With Rachel Alexandra capturing the 2009 Preakness and Curlin having surged to victory in the race two years prior, their months-old foal is believed to be the first offspring ever produced from a mating between two winners of the middle leg of the Triple Crown.

Both Curlin and Rachel Alexandra were campaigned by the late Jess Jackson, founder of Stonestreet, and his wife Barbara Banke. And for both champions, their Preakness triumphs served as a grand announcement of the greatness they would both build upon.

When Curlin outfought Kentucky Derby winner Street Sense by a head in the Pimlico stretch, it marked the first of what would be seven Grade I wins in a career that would see him earn two Horse of the Year titles and retire as North America's all-time leading money earner.

Similarly, Rachel Alexandra's 1-length win over Kentucky Derby winner Mine That Bird two years later was historic on many levels. In becoming the first filly since 1924 to triumph in the Preakness, the bay daughter of Medaglia d'Oro also earned the first of what would be three wins against males that season.

"There is so much emotion wrapped up in him, so sentimental," Amy Kearns, Stonestreet's digital media manager, said of the Rachel-Curlin foal. "Jess (Jackson) came into the sport and wanted to bring heroes back.
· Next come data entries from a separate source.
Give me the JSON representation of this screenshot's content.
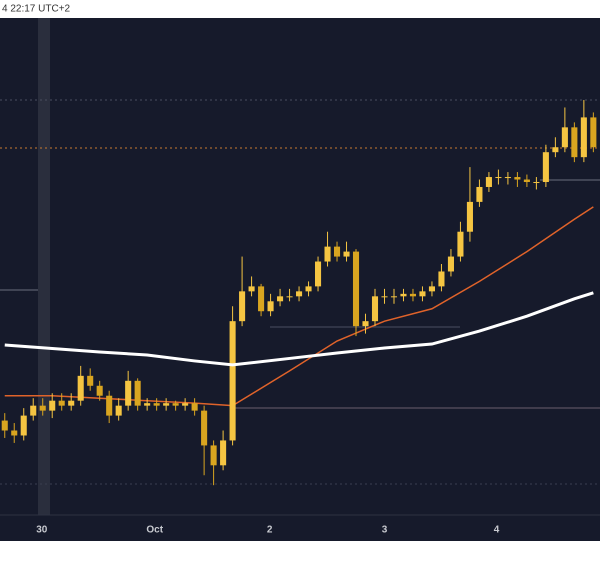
{
  "chart_data": {
    "type": "candlestick",
    "header": "4 22:17 UTC+2",
    "xlim": [
      0,
      63.2
    ],
    "ylim": [
      0,
      100
    ],
    "xticks": [
      {
        "value": 4.4,
        "label": "30"
      },
      {
        "value": 16.3,
        "label": "Oct"
      },
      {
        "value": 28.4,
        "label": "2"
      },
      {
        "value": 40.5,
        "label": "3"
      },
      {
        "value": 52.3,
        "label": "4"
      }
    ],
    "up_color": "#f5c542",
    "down_color": "#d9a520",
    "open": [
      19,
      17,
      16,
      20,
      22,
      21,
      23,
      22,
      23,
      28,
      26,
      24,
      20,
      22,
      27,
      22,
      22.5,
      22,
      22.5,
      22,
      22.5,
      21,
      14,
      10,
      15,
      39,
      45,
      46,
      41,
      43,
      44,
      44,
      45,
      46,
      51,
      54,
      52,
      53,
      38,
      39,
      44,
      44,
      44,
      44.5,
      44,
      45,
      46,
      49,
      52,
      57,
      63,
      66,
      68,
      68,
      68,
      67.5,
      67,
      67,
      73,
      74,
      78,
      72,
      80
    ],
    "high": [
      20.5,
      18.5,
      21.5,
      23.5,
      23.5,
      24.5,
      24.5,
      24.5,
      30,
      29.5,
      27,
      25,
      23.5,
      29,
      27.5,
      23.5,
      23.5,
      23.5,
      23,
      23.5,
      23.5,
      22,
      15,
      17,
      42,
      52,
      48,
      46.5,
      44.5,
      45.5,
      45.5,
      46,
      47,
      52,
      57,
      55,
      55,
      53.5,
      40.5,
      45.5,
      45.5,
      45.5,
      45.5,
      45.5,
      46,
      47,
      50.5,
      53.5,
      59,
      70,
      67.5,
      69,
      69.5,
      69,
      69,
      68.5,
      68,
      74.5,
      76,
      82,
      79,
      83.5,
      81
    ],
    "low": [
      15.5,
      14.5,
      15,
      19,
      20,
      19.5,
      21,
      21,
      22,
      25,
      23,
      18.5,
      19,
      21,
      21,
      21,
      21,
      21,
      21,
      21,
      20,
      8,
      6,
      9,
      14,
      38,
      44,
      40,
      40,
      42,
      43,
      43,
      44,
      45,
      50,
      51,
      51,
      36,
      36.5,
      38,
      42.5,
      42.5,
      43,
      43,
      43,
      44,
      45,
      48,
      51,
      55,
      62,
      65,
      66.5,
      66.5,
      66,
      66,
      65.5,
      66,
      72,
      73,
      71,
      71,
      73
    ],
    "close": [
      17,
      16,
      20,
      22,
      21,
      23,
      22,
      23,
      28,
      26,
      24,
      20,
      22,
      27,
      22,
      22.5,
      22,
      22.5,
      22,
      22.5,
      21,
      14,
      10,
      15,
      39,
      45,
      46,
      41,
      43,
      44,
      44,
      45,
      46,
      51,
      54,
      52,
      53,
      38,
      39,
      44,
      44,
      44,
      44.5,
      44,
      45,
      46,
      49,
      52,
      57,
      63,
      66,
      68,
      68,
      68,
      67.5,
      67,
      67,
      73,
      74,
      78,
      72,
      80,
      74
    ],
    "series": [
      {
        "color": "#ffffff",
        "x": [
          0,
          5,
          10,
          15,
          20,
          24,
          30,
          35,
          40,
          45,
          50,
          55,
          60,
          62
        ],
        "values": [
          34.2,
          33.5,
          32.8,
          32.2,
          31,
          30.2,
          31.5,
          32.6,
          33.6,
          34.4,
          37,
          40,
          43.5,
          44.7
        ]
      },
      {
        "color": "#e0632a",
        "x": [
          0,
          5,
          10,
          15,
          20,
          24,
          30,
          35,
          40,
          45,
          50,
          55,
          60,
          62
        ],
        "values": [
          24,
          24,
          23.5,
          23,
          22.5,
          22,
          29,
          35,
          39,
          41.5,
          47,
          53,
          59.5,
          62
        ]
      }
    ]
  }
}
He did that with Curlin and then he did it again in spectacular fashion with Rachel. And then he bred his two champions and ... there he is."

As Stonestreet's security foreman for both Rachel Alexandra and Curlin during their racing days, Kearns had a front-row view for the impact "Taco's" parents made. When Rachel Alexandra first arrived in trainer Steve Asmussen's barn following Jackson's purchase of her days after her record-setting victory in the Kentucky Oaks, Kearns said it was obvious their days of being around a future Hall of Famer didn't end with Curlin's retirement.
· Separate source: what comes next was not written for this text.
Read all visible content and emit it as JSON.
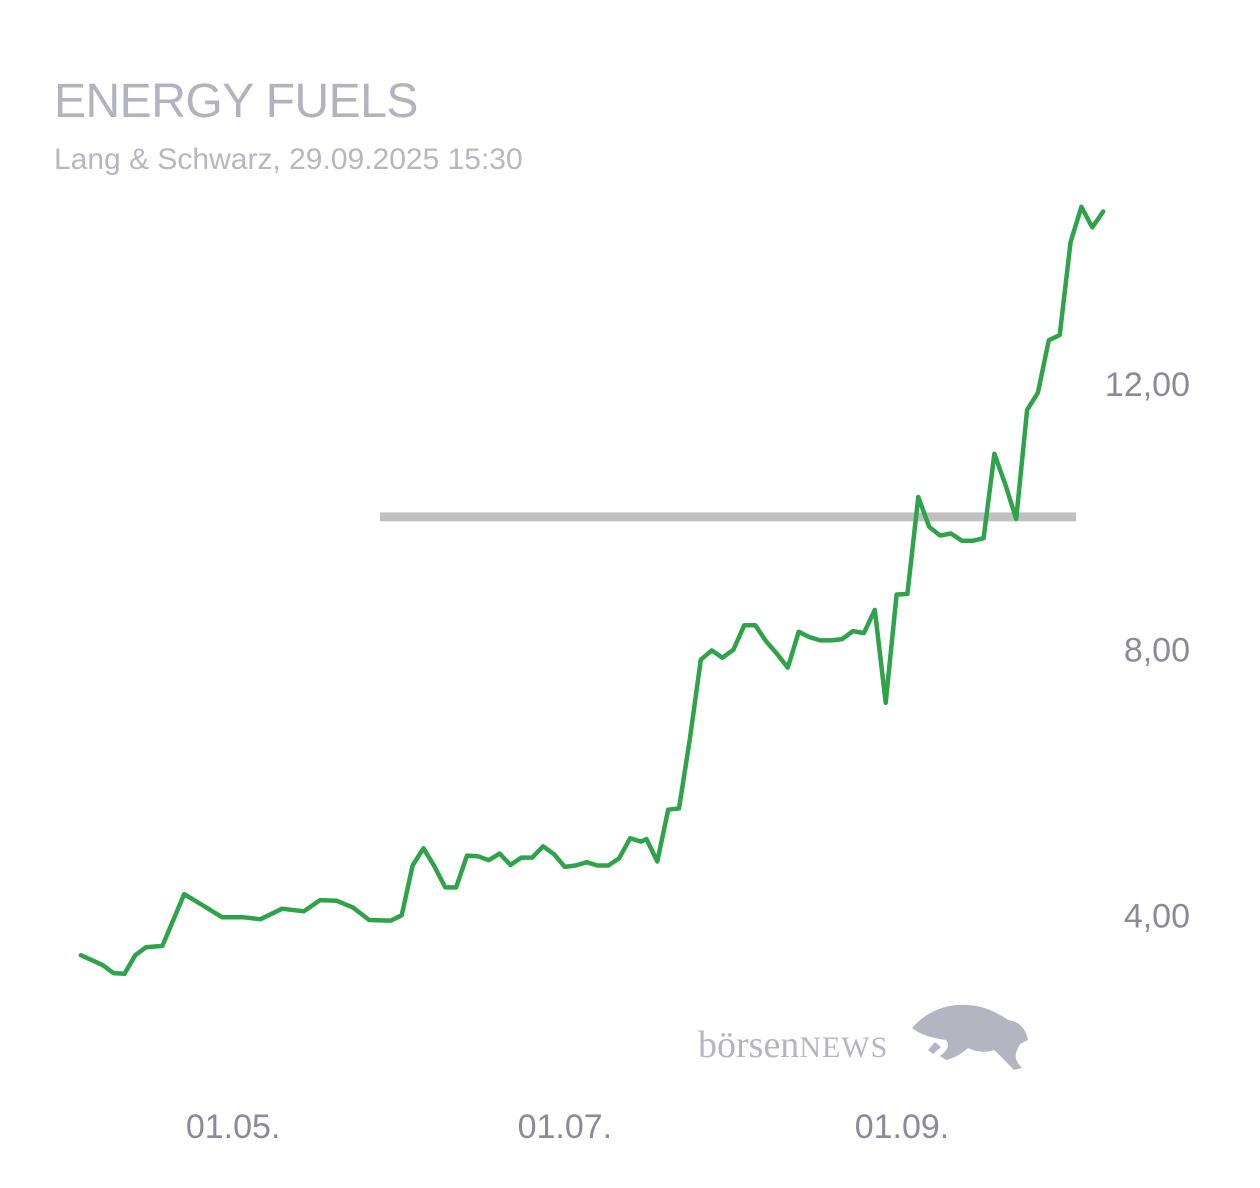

"I remember when (Rachel) first walked into the barn at Churchill and we all quickly realized she was probably smarter than all of us," Kearns recalled. "She was kind of intimidating, and that's a lot to say because we had all been with Curlin, too."

When Jackson announced he was sending his newly purchased filly against the boys two weeks after her Oaks win, it was a gamble that easily could have produced immeasurable fallout had Rachel Alexandra not delivered at least an admirable effort.
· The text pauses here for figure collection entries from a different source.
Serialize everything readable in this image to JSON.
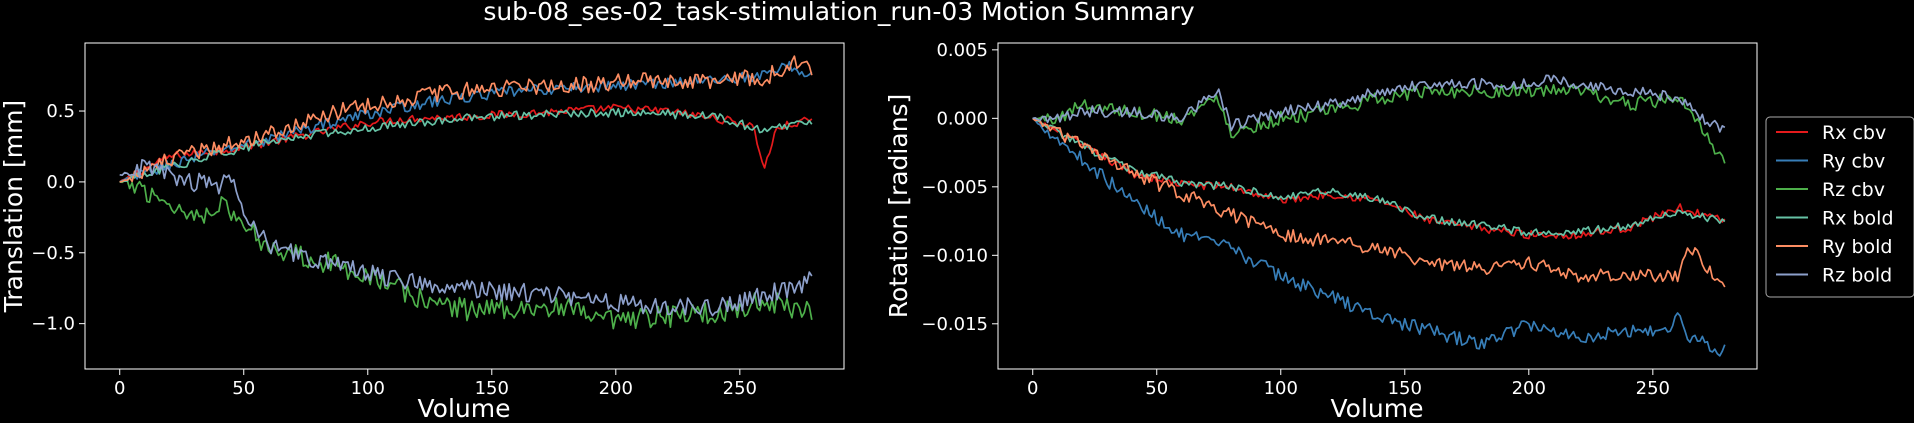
{
  "figure": {
    "title": "sub-08_ses-02_task-stimulation_run-03 Motion Summary",
    "background": "#000000",
    "foreground": "#ffffff"
  },
  "chart_data": [
    {
      "type": "line",
      "title": "",
      "xlabel": "Volume",
      "ylabel": "Translation [mm]",
      "xlim": [
        -14,
        292
      ],
      "ylim": [
        -1.32,
        0.98
      ],
      "xticks": [
        0,
        50,
        100,
        150,
        200,
        250
      ],
      "xtick_labels": [
        "0",
        "50",
        "100",
        "150",
        "200",
        "250"
      ],
      "yticks": [
        -1.0,
        -0.5,
        0.0,
        0.5
      ],
      "ytick_labels": [
        "−1.0",
        "−0.5",
        "0.0",
        "0.5"
      ],
      "grid": false,
      "legend": false,
      "n_volumes": 280,
      "series": [
        {
          "color": "#e41a1c",
          "x": [
            0,
            20,
            40,
            60,
            80,
            100,
            120,
            140,
            160,
            180,
            200,
            220,
            240,
            255,
            260,
            265,
            279
          ],
          "values": [
            0.0,
            0.18,
            0.22,
            0.28,
            0.35,
            0.42,
            0.45,
            0.46,
            0.48,
            0.5,
            0.52,
            0.5,
            0.45,
            0.4,
            0.1,
            0.38,
            0.44
          ],
          "noise": 0.03
        },
        {
          "color": "#377eb8",
          "x": [
            0,
            20,
            40,
            60,
            80,
            100,
            120,
            140,
            160,
            180,
            200,
            220,
            240,
            260,
            270,
            279
          ],
          "values": [
            0.0,
            0.12,
            0.22,
            0.3,
            0.4,
            0.48,
            0.55,
            0.6,
            0.64,
            0.66,
            0.68,
            0.7,
            0.72,
            0.75,
            0.82,
            0.75
          ],
          "noise": 0.04
        },
        {
          "color": "#4daf4a",
          "x": [
            0,
            10,
            20,
            30,
            40,
            50,
            60,
            80,
            100,
            120,
            140,
            160,
            180,
            200,
            220,
            240,
            260,
            279
          ],
          "values": [
            0.0,
            -0.05,
            -0.15,
            -0.25,
            -0.15,
            -0.3,
            -0.45,
            -0.55,
            -0.65,
            -0.82,
            -0.9,
            -0.88,
            -0.9,
            -1.0,
            -0.95,
            -0.92,
            -0.85,
            -0.9
          ],
          "noise": 0.08
        },
        {
          "color": "#66c2a5",
          "x": [
            0,
            20,
            40,
            60,
            80,
            100,
            120,
            140,
            160,
            180,
            200,
            220,
            240,
            260,
            279
          ],
          "values": [
            0.0,
            0.1,
            0.2,
            0.28,
            0.34,
            0.38,
            0.42,
            0.45,
            0.47,
            0.48,
            0.49,
            0.48,
            0.46,
            0.36,
            0.42
          ],
          "noise": 0.03
        },
        {
          "color": "#fc8d62",
          "x": [
            0,
            20,
            40,
            60,
            80,
            100,
            120,
            140,
            160,
            180,
            200,
            220,
            240,
            260,
            275,
            279
          ],
          "values": [
            0.0,
            0.15,
            0.25,
            0.35,
            0.45,
            0.55,
            0.6,
            0.65,
            0.67,
            0.68,
            0.7,
            0.72,
            0.72,
            0.74,
            0.85,
            0.75
          ],
          "noise": 0.06
        },
        {
          "color": "#8da0cb",
          "x": [
            0,
            10,
            20,
            30,
            40,
            45,
            50,
            60,
            80,
            100,
            120,
            140,
            160,
            180,
            200,
            220,
            240,
            260,
            279
          ],
          "values": [
            0.05,
            0.1,
            0.05,
            0.0,
            -0.05,
            0.05,
            -0.2,
            -0.45,
            -0.55,
            -0.65,
            -0.7,
            -0.75,
            -0.78,
            -0.8,
            -0.85,
            -0.88,
            -0.9,
            -0.8,
            -0.7
          ],
          "noise": 0.07
        }
      ]
    },
    {
      "type": "line",
      "title": "",
      "xlabel": "Volume",
      "ylabel": "Rotation [radians]",
      "xlim": [
        -14,
        292
      ],
      "ylim": [
        -0.0183,
        0.0055
      ],
      "xticks": [
        0,
        50,
        100,
        150,
        200,
        250
      ],
      "xtick_labels": [
        "0",
        "50",
        "100",
        "150",
        "200",
        "250"
      ],
      "yticks": [
        0.005,
        0.0,
        -0.005,
        -0.01,
        -0.015
      ],
      "ytick_labels": [
        "0.005",
        "0.000",
        "−0.005",
        "−0.010",
        "−0.015"
      ],
      "grid": false,
      "legend": true,
      "legend_position": "center-right-outside",
      "n_volumes": 280,
      "series": [
        {
          "name": "Rx cbv",
          "color": "#e41a1c",
          "x": [
            0,
            20,
            40,
            60,
            80,
            100,
            120,
            140,
            160,
            180,
            200,
            220,
            240,
            260,
            279
          ],
          "values": [
            0.0,
            -0.002,
            -0.004,
            -0.0048,
            -0.005,
            -0.006,
            -0.0055,
            -0.006,
            -0.0075,
            -0.008,
            -0.0085,
            -0.0085,
            -0.008,
            -0.0065,
            -0.0075
          ],
          "noise": 0.0003
        },
        {
          "name": "Ry cbv",
          "color": "#377eb8",
          "x": [
            0,
            20,
            40,
            60,
            80,
            100,
            120,
            140,
            160,
            180,
            200,
            220,
            240,
            255,
            260,
            265,
            279
          ],
          "values": [
            0.0,
            -0.003,
            -0.006,
            -0.0085,
            -0.0095,
            -0.0115,
            -0.013,
            -0.0145,
            -0.0155,
            -0.0165,
            -0.015,
            -0.016,
            -0.0155,
            -0.0155,
            -0.0145,
            -0.016,
            -0.017
          ],
          "noise": 0.0005
        },
        {
          "name": "Rz cbv",
          "color": "#4daf4a",
          "x": [
            0,
            10,
            20,
            40,
            60,
            75,
            80,
            100,
            120,
            140,
            160,
            180,
            200,
            220,
            240,
            260,
            270,
            279
          ],
          "values": [
            0.0,
            0.0,
            0.001,
            0.0005,
            0.0,
            0.0015,
            -0.001,
            0.0,
            0.0005,
            0.0015,
            0.002,
            0.002,
            0.002,
            0.002,
            0.001,
            0.0015,
            -0.001,
            -0.003
          ],
          "noise": 0.0005
        },
        {
          "name": "Rx bold",
          "color": "#66c2a5",
          "x": [
            0,
            20,
            40,
            60,
            80,
            100,
            120,
            140,
            160,
            180,
            200,
            220,
            240,
            260,
            279
          ],
          "values": [
            0.0,
            -0.002,
            -0.0038,
            -0.0047,
            -0.005,
            -0.0058,
            -0.0053,
            -0.006,
            -0.0073,
            -0.0078,
            -0.0083,
            -0.0083,
            -0.0078,
            -0.0068,
            -0.0075
          ],
          "noise": 0.0003
        },
        {
          "name": "Ry bold",
          "color": "#fc8d62",
          "x": [
            0,
            20,
            40,
            60,
            80,
            100,
            120,
            140,
            160,
            180,
            200,
            220,
            240,
            260,
            265,
            279
          ],
          "values": [
            0.0,
            -0.002,
            -0.004,
            -0.0055,
            -0.007,
            -0.0085,
            -0.009,
            -0.0095,
            -0.0105,
            -0.011,
            -0.0105,
            -0.0115,
            -0.0115,
            -0.0115,
            -0.0095,
            -0.0125
          ],
          "noise": 0.0005
        },
        {
          "name": "Rz bold",
          "color": "#8da0cb",
          "x": [
            0,
            10,
            20,
            40,
            60,
            75,
            80,
            100,
            120,
            140,
            160,
            180,
            200,
            210,
            220,
            240,
            260,
            270,
            279
          ],
          "values": [
            0.0,
            0.0,
            0.0005,
            0.0005,
            0.0,
            0.002,
            -0.0005,
            0.0005,
            0.001,
            0.002,
            0.0025,
            0.0025,
            0.0025,
            0.003,
            0.0025,
            0.002,
            0.0015,
            0.0,
            -0.001
          ],
          "noise": 0.0004
        }
      ]
    }
  ]
}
All those concerns were for naught in the stretch of the 13⁄16-mile classic as she opened up a 4-length advantage under jockey Calvin Borel and stubbornly held on as the cheers of 77,850 fans shook Old Hilltop to its foundation.

"I just remember looking it the crowd and seeing the happiness on people's faces and the tears," Kearns said. "I know people were betting on other horses but it felt like everybody was rooting for Rachel at the end and that was just so special.

"The hot walker that was with Curlin was also with Rachel and ... she kind of needed to prove something to him," Kearns continued. "I remember when we went to Baltimore he wore his Curlin hat. And on the way home, he wore a Rachel Alexandra hat. For him, that said a lot for him to switch."

Where she once trounced members of both sexes, the 6-year-old Rachel Alexandra — who is currently in foal to Darley sire and 2006 Preakness winner Bernardini — has now firmly settled in to being a girls' girl. Her paddock mate, former Grade I winner Hot Dixie Chick, are the best of friends, together keeping watch on their respective Curlin babies.

"She has really sweetened up quite a bit ... and since she's had the foal, she's been a very good mother," said Garry Megibben, manager of Stone-street Farm. "(The foal) has been independent since Day 1 but she keeps a presence over him, she always knows where he is. She's just been the perfect broodmare."